See the doc from Apple for more info on how to enable C++ interop.

## Trying out

It's much easier to use our `VectorLong` from Swift with conformance to `RandomAccessCollection` and, happily, it's really easy to do.

``````import CXX

extension VectorLong: RandomAccessCollection {
public var startIndex: Int { 0 }
public var endIndex: Int { size() }
}
``````

Now we can call our C++ function from Swift and print the results to the console.

``````let cxxVector = primes(100)
let swiftArray = [Int](cxxVector)
print(swiftArray)
``````

Let's see if our C++ implementation actually performs faster.

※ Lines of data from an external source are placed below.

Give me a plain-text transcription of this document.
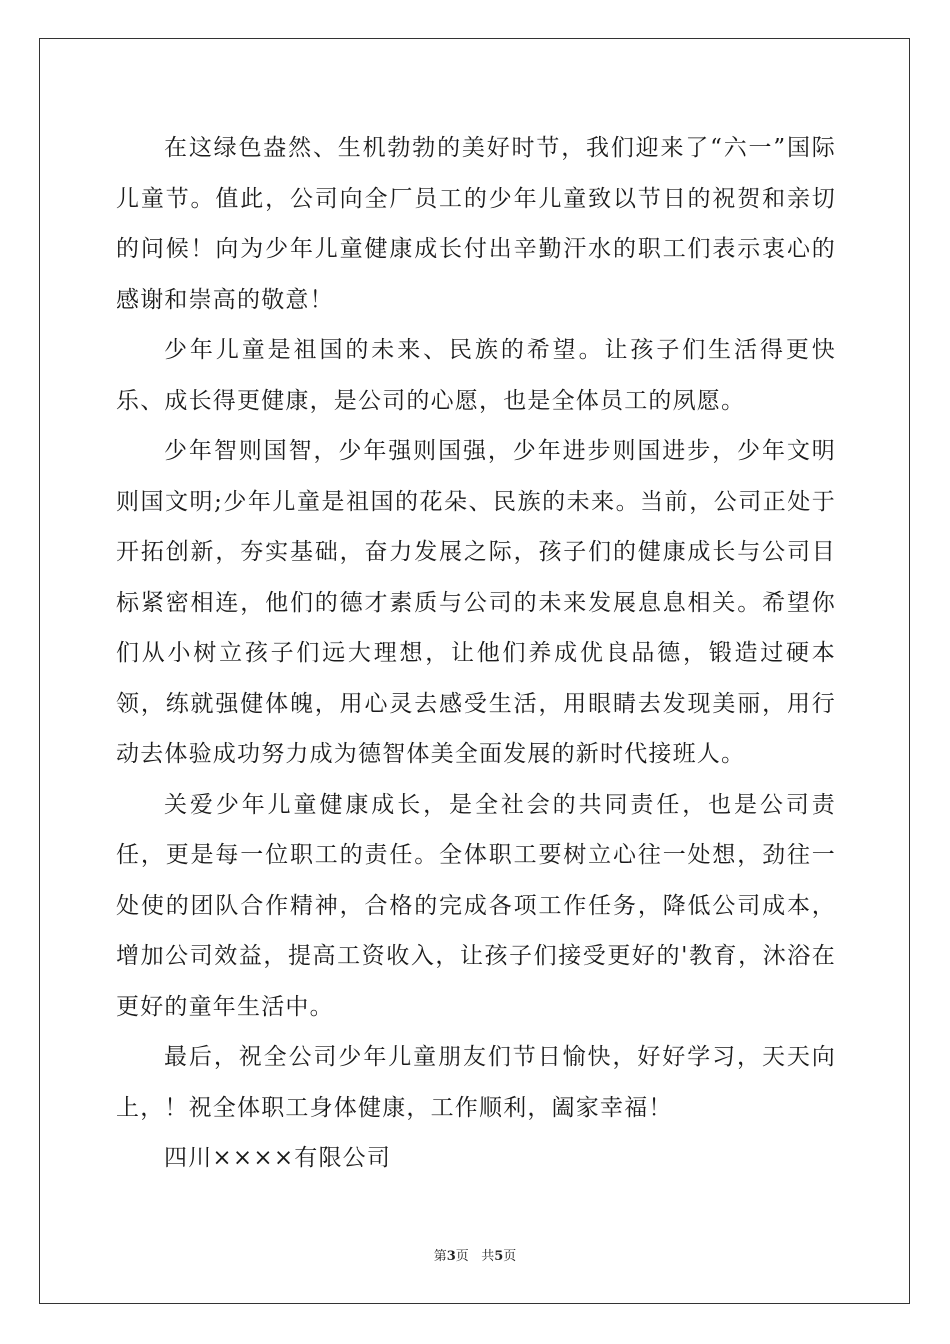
在这绿色盎然、生机勃勃的美好时节，我们迎来了“六一”国际儿童节。值此，公司向全厂员工的少年儿童致以节日的祝贺和亲切的问候！向为少年儿童健康成长付出辛勤汗水的职工们表示衷心的感谢和崇高的敬意！

少年儿童是祖国的未来、民族的希望。让孩子们生活得更快乐、成长得更健康，是公司的心愿，也是全体员工的夙愿。

少年智则国智，少年强则国强，少年进步则国进步，少年文明则国文明;少年儿童是祖国的花朵、民族的未来。当前，公司正处于开拓创新，夯实基础，奋力发展之际，孩子们的健康成长与公司目标紧密相连，他们的德才素质与公司的未来发展息息相关。希望你们从小树立孩子们远大理想，让他们养成优良品德，锻造过硬本领，练就强健体魄，用心灵去感受生活，用眼睛去发现美丽，用行动去体验成功努力成为德智体美全面发展的新时代接班人。

关爱少年儿童健康成长，是全社会的共同责任，也是公司责任，更是每一位职工的责任。全体职工要树立心往一处想，劲往一处使的团队合作精神，合格的完成各项工作任务，降低公司成本，增加公司效益，提高工资收入，让孩子们接受更好的'教育，沐浴在更好的童年生活中。

最后，祝全公司少年儿童朋友们节日愉快，好好学习，天天向上，！祝全体职工身体健康，工作顺利，阖家幸福！

四川××××有限公司

第3页 共5页
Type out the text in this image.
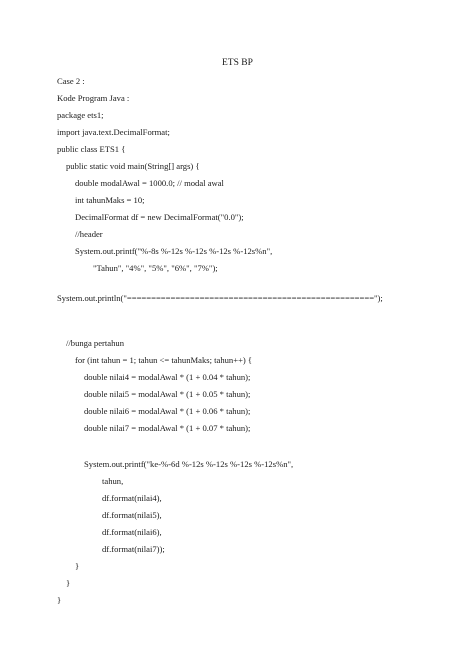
ETS BP
Case 2 :
Kode Program Java :
package ets1;
import java.text.DecimalFormat;
public class ETS1 {
public static void main(String[] args) {
double modalAwal = 1000.0; // modal awal
int tahunMaks = 10;
DecimalFormat df = new DecimalFormat("0.0");
//header
System.out.printf("%-8s %-12s %-12s %-12s %-12s%n",
"Tahun", "4%", "5%", "6%", "7%");
System.out.println("===================================================");
//bunga pertahun
for (int tahun = 1; tahun <= tahunMaks; tahun++) {
double nilai4 = modalAwal * (1 + 0.04 * tahun);
double nilai5 = modalAwal * (1 + 0.05 * tahun);
double nilai6 = modalAwal * (1 + 0.06 * tahun);
double nilai7 = modalAwal * (1 + 0.07 * tahun);
System.out.printf("ke-%-6d %-12s %-12s %-12s %-12s%n",
tahun,
df.format(nilai4),
df.format(nilai5),
df.format(nilai6),
df.format(nilai7));
}
}
}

``````let signposter = OSSignposter()

let count = 100
let n = 10_000_000

for _ in 0..<count {
let state = signposter.beginInterval("C++")
let _ = primes(n)
signposter.endInterval("C++", state)
}

for _ in 0..<count {
let state = signposter.beginInterval("Swift")
let _ = primes(n: n)
signposter.endInterval("Swift", state)
}
`````` Slightly faster with an average duration of 26 ms vs. 28 ms for Swift.

## Final thoughts

We were able to directly use `std::vector` in Swift. I personally haven't found a convenient way to round-trip between Swift `Map` and `std::map`, `Set` and `std::set`. Nevertheless, C++ interop is rapidly developing and the future seems bright.

CppInteroperability folder in the Swift repo contains more information on interop features, limitations and plans.